For the year ended December 31, 2020, Leef Holdings, LLC reported revenue of $33.9 million and EBITDA of $2.0 million. The transaction is subject to customary closing conditions and regulatory approvals, including, among other things, the approval of the CSE, as well as the execution of a binding definitive agreement and the approval of LEEF shareholders, consents and authorizations of third parties, Icanic Brands's cash shall equal or exceed $3 million, Icanic Brands shall have filed audited financial statements of Leef Holdings, and Icanic Brands' liabilities shall not exceed $0.5 million. As per update on November 26, 2021, definitive agreement is anticipated to sign by December 31, 2021. The acquisition is anticipated to be completed during Q1 2022. Bayline Capital Partners acted as financial advisor and Michael Rosenbloom and Jonathan Sherman of Cassels Brock & Blackwell LLP acted as legal advisor to Leef Holdings. Desmond Balakrishnan of McMillan LLP acted as legal advisor to Icanic Brands. Jason R. Wisniewski of Jackson Tidus, a Law Corporation acted as legal advisor to Leef Holdings. National Securities Administrators Ltd acted as depositary to Icanic Brands Company.

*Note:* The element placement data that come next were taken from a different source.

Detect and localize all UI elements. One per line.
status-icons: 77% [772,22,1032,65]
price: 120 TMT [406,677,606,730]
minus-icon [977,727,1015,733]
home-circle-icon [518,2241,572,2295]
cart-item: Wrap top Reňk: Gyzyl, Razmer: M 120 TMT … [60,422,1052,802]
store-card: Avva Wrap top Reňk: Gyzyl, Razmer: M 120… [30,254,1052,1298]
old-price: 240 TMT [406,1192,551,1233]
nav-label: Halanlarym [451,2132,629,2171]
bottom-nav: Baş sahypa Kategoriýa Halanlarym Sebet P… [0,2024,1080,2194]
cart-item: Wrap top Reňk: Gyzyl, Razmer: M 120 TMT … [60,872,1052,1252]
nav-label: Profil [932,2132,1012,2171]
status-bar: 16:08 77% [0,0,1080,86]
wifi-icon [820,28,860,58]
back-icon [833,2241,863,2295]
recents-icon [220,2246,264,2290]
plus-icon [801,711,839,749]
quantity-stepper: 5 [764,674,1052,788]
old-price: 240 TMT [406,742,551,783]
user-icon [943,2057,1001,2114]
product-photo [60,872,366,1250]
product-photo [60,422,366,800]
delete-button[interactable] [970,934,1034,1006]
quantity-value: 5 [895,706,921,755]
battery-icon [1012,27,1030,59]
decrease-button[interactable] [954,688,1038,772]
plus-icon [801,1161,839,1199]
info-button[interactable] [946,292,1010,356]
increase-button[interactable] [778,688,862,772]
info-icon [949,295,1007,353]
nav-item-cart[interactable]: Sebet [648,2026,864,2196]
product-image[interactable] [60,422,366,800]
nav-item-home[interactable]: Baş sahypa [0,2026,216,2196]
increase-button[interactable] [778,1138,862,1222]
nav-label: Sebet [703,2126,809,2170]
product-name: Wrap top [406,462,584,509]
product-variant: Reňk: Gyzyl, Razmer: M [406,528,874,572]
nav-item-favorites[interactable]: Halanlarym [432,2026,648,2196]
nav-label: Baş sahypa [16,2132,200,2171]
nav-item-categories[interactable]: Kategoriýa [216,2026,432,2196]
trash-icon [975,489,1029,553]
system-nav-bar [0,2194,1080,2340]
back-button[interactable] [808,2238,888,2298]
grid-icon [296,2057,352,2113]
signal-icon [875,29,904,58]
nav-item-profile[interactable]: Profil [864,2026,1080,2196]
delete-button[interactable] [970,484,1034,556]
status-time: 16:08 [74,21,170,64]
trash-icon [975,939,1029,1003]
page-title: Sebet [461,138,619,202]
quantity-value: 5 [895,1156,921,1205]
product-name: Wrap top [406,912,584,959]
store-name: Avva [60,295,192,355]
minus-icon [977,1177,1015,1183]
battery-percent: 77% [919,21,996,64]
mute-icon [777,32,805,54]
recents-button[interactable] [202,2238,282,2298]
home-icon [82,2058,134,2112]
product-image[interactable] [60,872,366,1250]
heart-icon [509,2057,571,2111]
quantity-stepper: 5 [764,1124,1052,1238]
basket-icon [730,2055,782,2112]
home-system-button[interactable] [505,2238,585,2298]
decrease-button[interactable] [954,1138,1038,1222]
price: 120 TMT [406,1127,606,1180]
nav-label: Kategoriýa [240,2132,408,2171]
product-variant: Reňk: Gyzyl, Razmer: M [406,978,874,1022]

Icanic Brands Company Inc. (CNSX:ICAN) completed the acquisition of Leef Holdings, LLC on April 20, 2022. In consideration for the acquisition of the LEEF shares, Icanic issued an aggregate of 758,274,035 common shares of the company, resulting in former LEEF shareholders being entitled to receive approximately 12.54755 Icanic shares for each Leef share held. The former LEEF shareholders will also be entitled to receive the following contingent earn-out payments: On July 20, 2023, an amount equal to 10% of (A) the product equal to two times the trailing 12-months revenue calculated for the 12-month period immediately following the date hereof minus (B) $120 million; On July 20, 2024, an amount equal to 10% of (A) the product equal to two times the TTM revenue calculated for the 12-month period immediately following the date that is one year from the date hereof minus (B) the $120 million and minus (C) any amounts paid pursuant to the First Earn-Out Payment; On July 20, 2025, an amount equal to 10% of (A) the product equal to two times the TTM revenue calculated for the 12-month period immediately following the date that is two years from the date hereof minus (B) $120 million, minus (C) any amounts paid pursuant to the First Earn-Out Payment, minus (D) any amounts paid pursuant to the Second Earn-Out Payment.